Re: Corresponding table in Hbase

Posted by Ian Varley <iv...@salesforce.com>.

Adarsh,

HBase doesn't have the concept of a globally unique auto-incrementing "ID" column; that would require that all PUTs to any region of a table first go through some central ID authority to get a unique ID, and that sort of goes against the general HBase approach (in which operations on regions are totally independent of each other, for unbounded horizontal scalability).

That said, there are a couple ways to achieve what it seems like you want:
 - You could create a natural compound row key composed of (for example) a hash of the URL plus a timestamp. That way, you would be guaranteed that two crawls of the same URL appear as different rows (assuming they can't happen at the same millisecond).
 - You could alternately use a UUID of some sort as the row key, but the advantage of using URL_hash + timestamp is that you can find all the rows for a particular URL just by knowing the URL; you don't need any external index.
 - You could also "roll your own" global ID creation counter in HBase using a table with a counter in it, and use the atomic increment function to get unique values. That would still serialize all PUT operations, but it would be done in your code (not automatically in HBase).

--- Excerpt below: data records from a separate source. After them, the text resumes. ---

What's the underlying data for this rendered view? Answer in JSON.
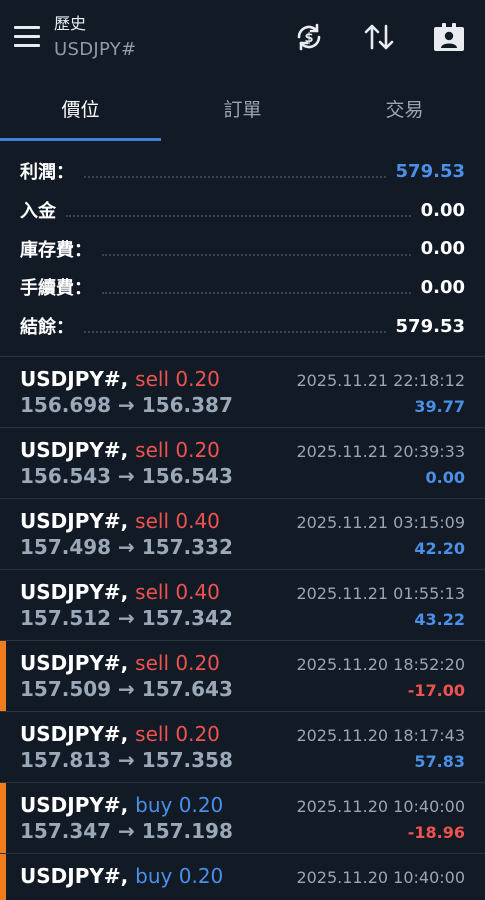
{
  "header": {
    "title": "歷史",
    "symbol": "USDJPY#"
  },
  "icons": {
    "menu": "hamburger-menu-icon",
    "sync": "sync-currency-icon",
    "sort": "sort-arrows-icon",
    "account": "account-badge-icon"
  },
  "tabs": [
    {
      "label": "價位",
      "active": true
    },
    {
      "label": "訂單",
      "active": false
    },
    {
      "label": "交易",
      "active": false
    }
  ],
  "summary": [
    {
      "label": "利潤：",
      "value": "579.53",
      "accent": true
    },
    {
      "label": "入金",
      "value": "0.00",
      "accent": false
    },
    {
      "label": "庫存費：",
      "value": "0.00",
      "accent": false
    },
    {
      "label": "手續費：",
      "value": "0.00",
      "accent": false
    },
    {
      "label": "結餘：",
      "value": "579.53",
      "accent": false
    }
  ],
  "trades": [
    {
      "symbol": "USDJPY#,",
      "side": "sell",
      "volume": "0.20",
      "open": "156.698",
      "close": "156.387",
      "time": "2025.11.21 22:18:12",
      "profit": "39.77",
      "flag": false
    },
    {
      "symbol": "USDJPY#,",
      "side": "sell",
      "volume": "0.20",
      "open": "156.543",
      "close": "156.543",
      "time": "2025.11.21 20:39:33",
      "profit": "0.00",
      "flag": false
    },
    {
      "symbol": "USDJPY#,",
      "side": "sell",
      "volume": "0.40",
      "open": "157.498",
      "close": "157.332",
      "time": "2025.11.21 03:15:09",
      "profit": "42.20",
      "flag": false
    },
    {
      "symbol": "USDJPY#,",
      "side": "sell",
      "volume": "0.40",
      "open": "157.512",
      "close": "157.342",
      "time": "2025.11.21 01:55:13",
      "profit": "43.22",
      "flag": false
    },
    {
      "symbol": "USDJPY#,",
      "side": "sell",
      "volume": "0.20",
      "open": "157.509",
      "close": "157.643",
      "time": "2025.11.20 18:52:20",
      "profit": "-17.00",
      "flag": true
    },
    {
      "symbol": "USDJPY#,",
      "side": "sell",
      "volume": "0.20",
      "open": "157.813",
      "close": "157.358",
      "time": "2025.11.20 18:17:43",
      "profit": "57.83",
      "flag": false
    },
    {
      "symbol": "USDJPY#,",
      "side": "buy",
      "volume": "0.20",
      "open": "157.347",
      "close": "157.198",
      "time": "2025.11.20 10:40:00",
      "profit": "-18.96",
      "flag": true
    },
    {
      "symbol": "USDJPY#,",
      "side": "buy",
      "volume": "0.20",
      "open": "",
      "close": "",
      "time": "2025.11.20 10:40:00",
      "profit": "",
      "flag": true
    }
  ],
  "colors": {
    "background": "#121a26",
    "accent_blue": "#4a8fe8",
    "sell_red": "#ef5350",
    "flag_orange": "#f07c1e"
  }
}
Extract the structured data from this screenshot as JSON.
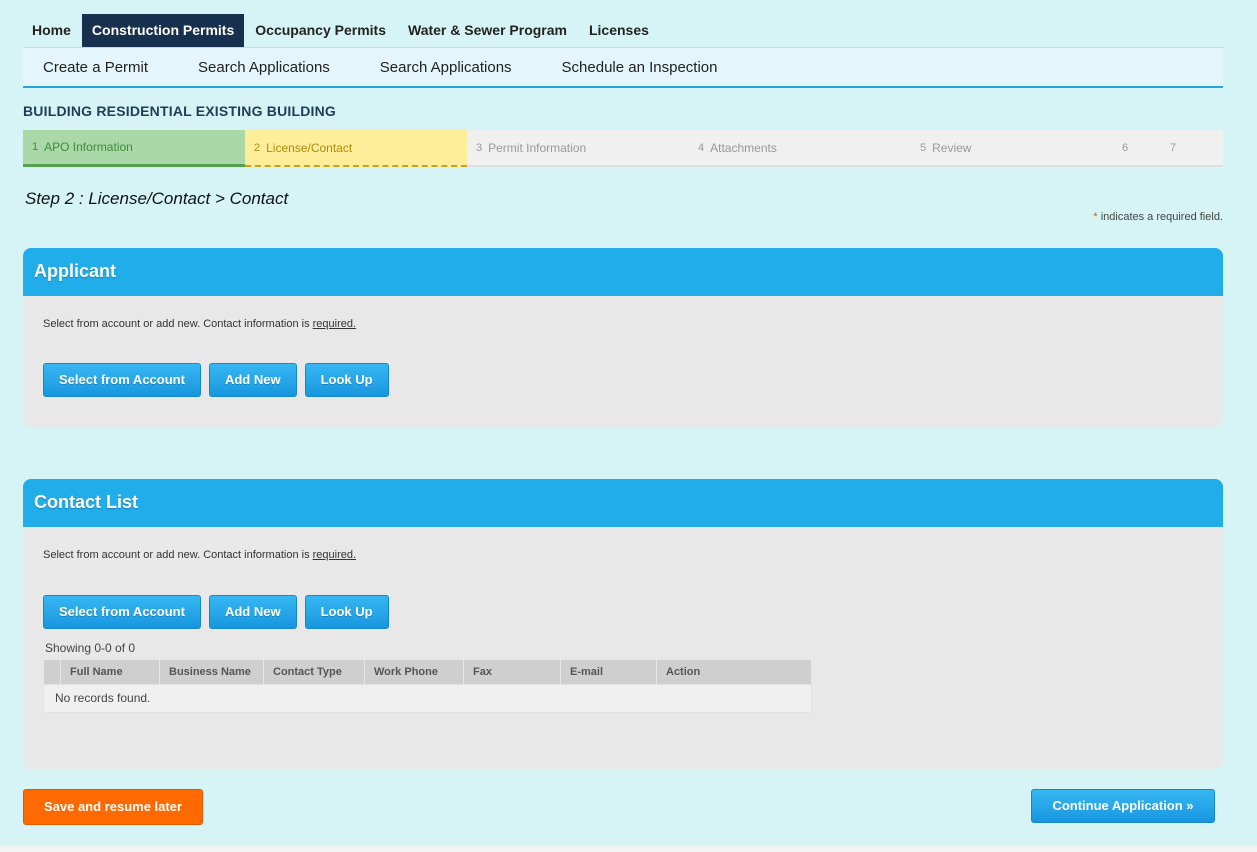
{
  "topnav": {
    "items": [
      {
        "label": "Home"
      },
      {
        "label": "Construction Permits"
      },
      {
        "label": "Occupancy Permits"
      },
      {
        "label": "Water & Sewer Program"
      },
      {
        "label": "Licenses"
      }
    ],
    "active_index": 1
  },
  "subnav": {
    "items": [
      {
        "label": "Create a Permit"
      },
      {
        "label": "Search Applications"
      },
      {
        "label": "Search Applications"
      },
      {
        "label": "Schedule an Inspection"
      }
    ]
  },
  "page_title": "BUILDING RESIDENTIAL EXISTING BUILDING",
  "stepper": {
    "steps": [
      {
        "num": "1",
        "label": "APO Information",
        "state": "done"
      },
      {
        "num": "2",
        "label": "License/Contact",
        "state": "current"
      },
      {
        "num": "3",
        "label": "Permit Information",
        "state": "todo"
      },
      {
        "num": "4",
        "label": "Attachments",
        "state": "todo"
      },
      {
        "num": "5",
        "label": "Review",
        "state": "todo"
      },
      {
        "num": "6",
        "label": "",
        "state": "todo"
      },
      {
        "num": "7",
        "label": "",
        "state": "todo"
      }
    ]
  },
  "step_heading": "Step 2 : License/Contact > Contact",
  "required_note": {
    "star": "*",
    "text": " indicates a required field."
  },
  "applicant": {
    "title": "Applicant",
    "desc_prefix": "Select from account or add new. Contact information is ",
    "desc_required": "required.",
    "buttons": {
      "select": "Select from Account",
      "add": "Add New",
      "lookup": "Look Up"
    }
  },
  "contact_list": {
    "title": "Contact List",
    "desc_prefix": "Select from account or add new. Contact information is ",
    "desc_required": "required.",
    "buttons": {
      "select": "Select from Account",
      "add": "Add New",
      "lookup": "Look Up"
    },
    "showing": "Showing 0-0 of 0",
    "columns": [
      "Full Name",
      "Business Name",
      "Contact Type",
      "Work Phone",
      "Fax",
      "E-mail",
      "Action"
    ],
    "empty_text": "No records found."
  },
  "actions": {
    "save_label": "Save and resume later",
    "continue_label": "Continue Application »"
  },
  "colors": {
    "background": "#d6f4f5",
    "nav_active": "#17304d",
    "panel_header": "#21adea",
    "save_button": "#ff6a00",
    "step_done": "#aad8a8",
    "step_current": "#ffee99"
  }
}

Remember that HBase doesn't have any secondary indexes, like the 3 you've added below. If you want to be able to access the data in HBase by these fields, you must either write it in that order according to the row key, or else manually write the information, denormalized, into "index-like" tables that you maintain yourself (noting that there's no transactional protection on this operation like in a relational database, so you must account for more failure scenarios). These are reminders that unless your data size is so massive that a relational database simply can't accommodate it, you're likely giving yourself more problems by using HBase rather than an RDBMS.

Also: you might see the O'Reilly book, "HBase: The Definitive Guide" by the esteemed Mr. Lars George; in it, he uses a running example of a URL shortener application that might give you some ideas about your use case.

Ian

On Feb 21, 2012, at 11:33 PM, Adarsh Sharma wrote:

Dear all,

After some R n D on schema design in hbase. I am confused how to design
corresponding schema of a table in mysql.

CREATE TABLE `page_content` (
 `crawled_page_id` bigint(20) NOT NULL DEFAULT '0' 'unique value for
each url,
 `link_level` tinyint(4) DEFAULT NULL,
 `isprocessable` tinyint(2) NOT NULL DEFAULT '1',
 `isvalid` tinyint(4) NOT NULL DEFAULT '1',
 `isanalyzed` tinyint(4) NOT NULL DEFAULT '0' COMMENT ,
 `islocked` tinyint(4) NOT NULL DEFAULT '0' COMMENT 'set 1 when the
records are in analyzing phase',
 `content_language` varchar(10) DEFAULT NULL,
 `url_id` bigint(20) NOT NULL,
 `publishing_date` varchar(40) DEFAULT NULL,
 `heading` varchar(150) DEFAULT NULL,
 `category` varchar(150) DEFAULT NULL,
 `crawled_page_url` varchar(500) NOT NULL,
 `keywords` varchar(500) DEFAULT NULL,
 `dt_stamp` timestamp NOT NULL DEFAULT CURRENT_TIMESTAMP,
 `content` mediumtext,
 PRIMARY KEY (`crawled_page_id`),
 KEY `idx_url` (`crawled_page_url`),
 KEY `idx_head` (`heading`),
 KEY `idx_dtstamp` (`dt_stamp`)
) ENGINE=InnoDB DEFAULT CHARSET=latin1

In all the examples , I find the reverse url is the row key in hbase but
in mysql i create an auto increment column that uniquly locate a document.
Can anyone suggest what is the corresponding table in hbase.

Thanks